Choriocarcinoma is highly chemosensitive, making chemotherapy the cornerstone of treatment.

Low-Risk Disease

• Single-agent chemotherapy:

  • Methotrexate

  • Actinomycin D

• Cure rates exceed 95%

High-Risk Disease

• Combination chemotherapy:

  • EMA-CO regimen

    • Etoposide

    • Methotrexate

    • Actinomycin D

    • Cyclophosphamide

    • Vincristine

• Requires intensive monitoring

Surgical Management

• Hysterectomy in selected cases (e.g., uncontrolled bleeding)

• Resection of isolated resistant metastases

Radiotherapy

• Used for brain metastases or uncontrolled hemorrhage

~Follow-Up and Monitoring

• Serial serum β-hCG measurements:

  • Weekly until normalization

  • Monthly for 6–12 months

• Effective contraception during follow-up

• Pregnancy should be avoided for at least one year

~Prognosis

The prognosis of choriocarcinoma is excellent with appropriate treatment.

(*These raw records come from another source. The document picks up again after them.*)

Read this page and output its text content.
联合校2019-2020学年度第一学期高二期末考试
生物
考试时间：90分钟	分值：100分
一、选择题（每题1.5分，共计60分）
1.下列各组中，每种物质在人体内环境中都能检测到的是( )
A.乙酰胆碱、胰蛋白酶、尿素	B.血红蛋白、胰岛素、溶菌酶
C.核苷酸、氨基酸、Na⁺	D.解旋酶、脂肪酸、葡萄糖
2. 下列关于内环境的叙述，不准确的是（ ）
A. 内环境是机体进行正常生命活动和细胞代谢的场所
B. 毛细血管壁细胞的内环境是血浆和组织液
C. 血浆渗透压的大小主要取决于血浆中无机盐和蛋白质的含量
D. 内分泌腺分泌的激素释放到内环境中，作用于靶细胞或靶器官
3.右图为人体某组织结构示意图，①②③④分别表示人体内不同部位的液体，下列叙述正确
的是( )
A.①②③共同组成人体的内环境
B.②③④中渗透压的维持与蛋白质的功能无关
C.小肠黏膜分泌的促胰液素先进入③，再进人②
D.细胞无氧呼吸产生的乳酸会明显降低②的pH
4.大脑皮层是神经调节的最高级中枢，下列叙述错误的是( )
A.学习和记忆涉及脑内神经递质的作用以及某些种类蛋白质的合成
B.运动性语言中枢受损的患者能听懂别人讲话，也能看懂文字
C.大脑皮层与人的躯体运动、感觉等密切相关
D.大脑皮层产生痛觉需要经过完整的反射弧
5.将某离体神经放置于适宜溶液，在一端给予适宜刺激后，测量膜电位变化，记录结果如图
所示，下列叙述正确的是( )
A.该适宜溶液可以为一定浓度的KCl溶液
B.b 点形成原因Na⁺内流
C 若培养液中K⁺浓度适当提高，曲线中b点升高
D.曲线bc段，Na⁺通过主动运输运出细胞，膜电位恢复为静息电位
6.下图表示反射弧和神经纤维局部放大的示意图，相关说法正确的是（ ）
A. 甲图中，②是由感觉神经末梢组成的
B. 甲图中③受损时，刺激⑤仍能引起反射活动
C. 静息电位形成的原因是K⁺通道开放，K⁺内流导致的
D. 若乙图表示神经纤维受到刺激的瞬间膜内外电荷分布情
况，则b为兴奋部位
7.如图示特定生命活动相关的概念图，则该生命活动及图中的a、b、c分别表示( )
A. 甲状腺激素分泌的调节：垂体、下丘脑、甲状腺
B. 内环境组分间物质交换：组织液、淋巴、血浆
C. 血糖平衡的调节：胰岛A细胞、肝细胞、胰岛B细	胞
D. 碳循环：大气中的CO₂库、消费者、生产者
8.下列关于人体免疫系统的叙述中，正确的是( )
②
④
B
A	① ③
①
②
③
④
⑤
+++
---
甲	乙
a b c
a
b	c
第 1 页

• Low-risk disease: >98% survival

• High-risk disease: 80–90% survival

• Poor prognostic factors:

  • Liver or brain metastases

  • Very high hCG levels

  • Delayed diagnosis

~Complications

• Severe hemorrhage

• Chemotherapy-related toxicity

• Tumor lysis syndrome (rare)

• Psychological impact and fertility concerns

~Prevention and Screening

• Early detection and proper management of hydatidiform mole

• Regular hCG follow-up after molar pregnancy

• Patient education regarding symptoms

~Choriocarcinoma in Males and Children

Non-gestational choriocarcinoma can occur in males as part of testicular germ cell tumors. It is aggressive and associated with:

• Gynecomastia

• High β-hCG

• Poor prognosis compared to gestational type

~Conclusion

Choriocarcinoma is a rare but aggressive malignancy originating from trophoblastic tissue. Despite its rapid growth and early metastasis, it stands out as one of the most treatable and curable cancers in modern medicine. Early diagnosis through hCG monitoring, accurate staging, and prompt initiation of chemotherapy are essential for favorable outcomes. Advances in chemotherapy regimens and follow-up strategies have significantly improved survival rates, preserving fertility and quality of life in most patients.